I sure hope she catches onto this “Yes.” thing in a week, like the training people say she should. Right now, she’s all for it — until something more interesting or troubling catches her attention. Then she’s all fuck the treats, I’ll have those later, lemme freak out because you’re going to leave me in the car for three minutes while you get your coffee. Or who needs a handful of kibble when we’re about to go into the damn PetSmart and I can shoplift some treats.
I’m screwed, aren’t I?
I’m going to have to walk around with a pocketful of treats and greasy hands saying “YES.” for the rest of my life, aren’t I?
How long has it been since I blogged here. I mean really blogged here. For awhile I could say that it was no big deal, I was still blogging on BlogHer but I can’t even say that any more, not really. The extreme coupon series was nice but it was written for a BlogHer-type audience, specifically. The Johnny Mac Pippin series was fabulous, and much closer to me really blogging but still, not completely “me”.
Is there a “me” as blogger anymore? It’s time to find out whether I have something to say or whether I’m just going to be the kind of blogger that I’ve been.
But first, I had to have a new blog template. I have needed one for a good two years, probably longer. I’m pretty sure folks had decided I was never going to get my act together and hire a designer and make it happen.
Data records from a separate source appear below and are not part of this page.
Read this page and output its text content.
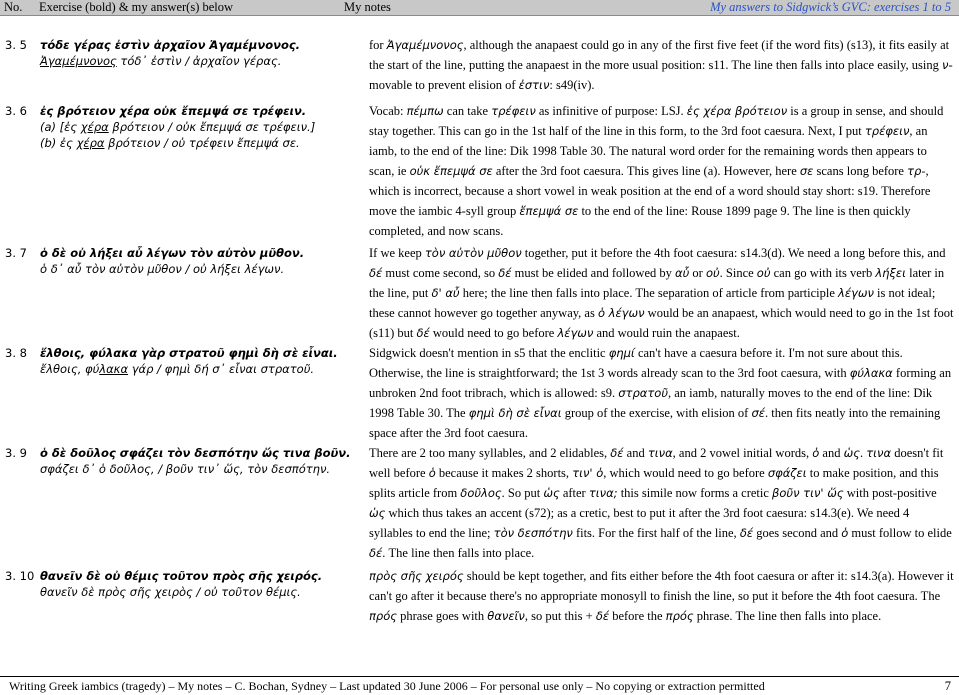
No. Exercise (bold) & my answer(s) below	My notes	My answers to Sidgwick’s GVC: exercises 1 to 5
3. 5 τόδε γέρας ἐστὶν ἀρχαῖον Ἀγαμέμνονος.
Ἀγαμέμνονος τόδ᾽ ἐστὶν / ἀρχαῖον γέρας.
for Ἀγαμέμνονος, although the anapaest could go in any of the first five feet (if the word fits) (s13), it fits easily at the start of the line, putting the anapaest in the more usual position: s11. The line then falls into place easily, using ν-movable to prevent elision of ἐστιν: s49(iv).
3. 6 ἐς βρότειον χέρα οὐκ ἔπεμψά σε τρέφειν.
(a) [ἐς χέρα βρότειον / οὐκ ἔπεμψά σε τρέφειν.]
(b) ἐς χέρα βρότειον / οὐ τρέφειν ἔπεμψά σε.
Vocab: πέμπω can take τρέφειν as infinitive of purpose: LSJ. ἐς χέρα βρότειον is a group in sense, and should stay together. This can go in the 1st half of the line in this form, to the 3rd foot caesura. Next, I put τρέφειν, an iamb, to the end of the line: Dik 1998 Table 30. The natural word order for the remaining words then appears to scan, ie οὐκ ἔπεμψά σε after the 3rd foot caesura. This gives line (a). However, here σε scans long before τρ-, which is incorrect, because a short vowel in weak position at the end of a word should stay short: s19. Therefore move the iambic 4-syll group ἔπεμψά σε to the end of the line: Rouse 1899 page 9. The line is then quickly completed, and now scans.
3. 7 ὁ δὲ οὐ λήξει αὖ λέγων τὸν αὐτὸν μῦθον.
ὁ δ᾽ αὖ τὸν αὐτὸν μῦθον / οὐ λήξει λέγων.
If we keep τὸν αὐτὸν μῦθον together, put it before the 4th foot caesura: s14.3(d). We need a long before this, and δέ must come second, so δέ must be elided and followed by αὖ or οὐ. Since οὐ can go with its verb λήξει later in the line, put δ' αὖ here; the line then falls into place. The separation of article from participle λέγων is not ideal; these cannot however go together anyway, as ὁ λέγων would be an anapaest, which would need to go in the 1st foot (s11) but δέ would need to go before λέγων and would ruin the anapaest.
3. 8 ἔλθοις, φύλακα γὰρ στρατοῦ φημὶ δὴ σὲ εἶναι.
ἔλθοις, φύλακα γάρ / φημὶ δή σ᾽ εἶναι στρατοῦ.
Sidgwick doesn't mention in s5 that the enclitic φημί can't have a caesura before it. I'm not sure about this. Otherwise, the line is straightforward; the 1st 3 words already scan to the 3rd foot caesura, with φύλακα forming an unbroken 2nd foot tribrach, which is allowed: s9. στρατοῦ, an iamb, naturally moves to the end of the line: Dik 1998 Table 30. The φημὶ δὴ σὲ εἶναι group of the exercise, with elision of σέ. then fits neatly into the remaining space after the 3rd foot caesura.
3. 9 ὁ δὲ δοῦλος σφάζει τὸν δεσπότην ὥς τινα βοῦν.
σφάζει δ᾽ ὁ δοῦλος, / βοῦν τιν᾽ ὥς, τὸν δεσπότην.
There are 2 too many syllables, and 2 elidables, δέ and τινα, and 2 vowel initial words, ὁ and ὡς. τινα doesn't fit well before ὁ because it makes 2 shorts, τιν' ὁ, which would need to go before σφάζει to make position, and this splits article from δοῦλος. So put ὡς after τινα; this simile now forms a cretic βοῦν τιν' ὥς with post-positive ὡς which thus takes an accent (s72); as a cretic, best to put it after the 3rd foot caesura: s14.3(e). We need 4 syllables to end the line; τὸν δεσπότην fits. For the first half of the line, δέ goes second and ὁ must follow to elide δέ. The line then falls into place.
3. 10 θανεῖν δὲ οὐ θέμις τοῦτον πρὸς σῆς χειρός.
θανεῖν δὲ πρὸς σῆς χειρὸς / οὐ τοῦτον θέμις.
πρὸς σῆς χειρός should be kept together, and fits either before the 4th foot caesura or after it: s14.3(a). However it can't go after it because there's no appropriate monosyll to finish the line, so put it before the 4th foot caesura. The πρός phrase goes with θανεῖν, so put this + δέ before the πρός phrase. The line then falls into place.
Writing Greek iambics (tragedy) – My notes – C. Bochan, Sydney – Last updated 30 June 2006 – For personal use only – No copying or extraction permitted	7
I’m pretty sure BlogHer community member, Laine, had just about given up on me ever reaching out to her to make my blog pretty again. But I did it! And better yet, Laine did it. Laine made my blog pretty again and she made it so darn easy.
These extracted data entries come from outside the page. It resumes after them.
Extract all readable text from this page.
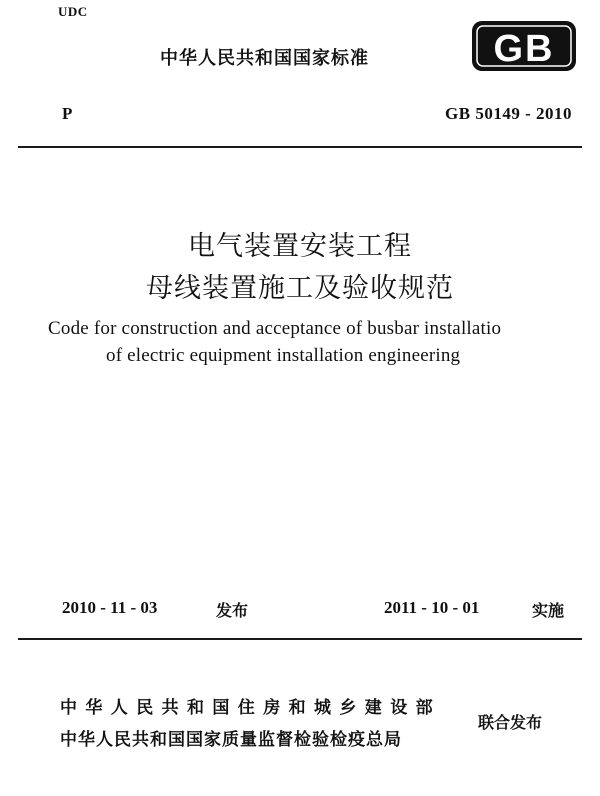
UDC
中华人民共和国国家标准	GB
P	GB 50149 - 2010
电气装置安装工程
母线装置施工及验收规范
Code for construction and acceptance of busbar installatio
of electric equipment installation engineering
2010 - 11 - 03	发布	2011 - 10 - 01	实施
中华人民共和国住房和城乡建设部
中华人民共和国国家质量监督检验检疫总局
联合发布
She wanted to know what I wanted and I didn’t know. I couldn’t even tell her what colors I wanted or what fonts I wanted, and lord knows fonts are important. What’s awesome is that not only did Laine give me a blog I love, she didn’t curse me for being so unhelpful about the design (even in the face of #Sandy barreling toward her!) That’s the kind of blog designer I need — someone who gives me a great blog and doesn’t get completely exasperated with me for not knowing what I want ’til I see it. That’s probably the kind of blog designer you want, too, so go visit Elaine Griffin Designs. She’s awesome and I will never be able to thank her enough.
What’s even more awesome than a new blog design, built by a BlogHer member, is a new header created by a BlogHer member using another BlogHer member’s gorgeous flamingo photos! Yep, my blog was built by BlogHer(s) — or to be more specific, by BlogHer Chatterers.
Those flamingo photos up there — not stock images. They were shot by Karen L. Sandoval who is one hell of a photographer and one hell of a woman, too. Karen graciously allowed me to BUY them from her (she wanted to just let me use them for free but I’m a big fan of paying women for their work so I twisted her arm. They’re worth paying for and she’s worth paying. Darn it.)
So here we are — new blog, another NaBloPomo — anything might happen.
What the hell. I’m gonna give NaBloPoMo a try again this year. I came close last year but didn’t quite manage it. This is going to be my year. I swear it. Maybe.
I’m turning over a new blogging leaf, starting now. As I recently told my friend Lori — I’m not sure I’ve got anything left to say, but it’s time to find out.
Actually, this is pretty much what my day was like. A lot of tail chasing. A lot of dog chasing. A lot of spinning in circles. A lot of repetitive-oh-my-god-didn’t-I-just-do-that kind of stuff.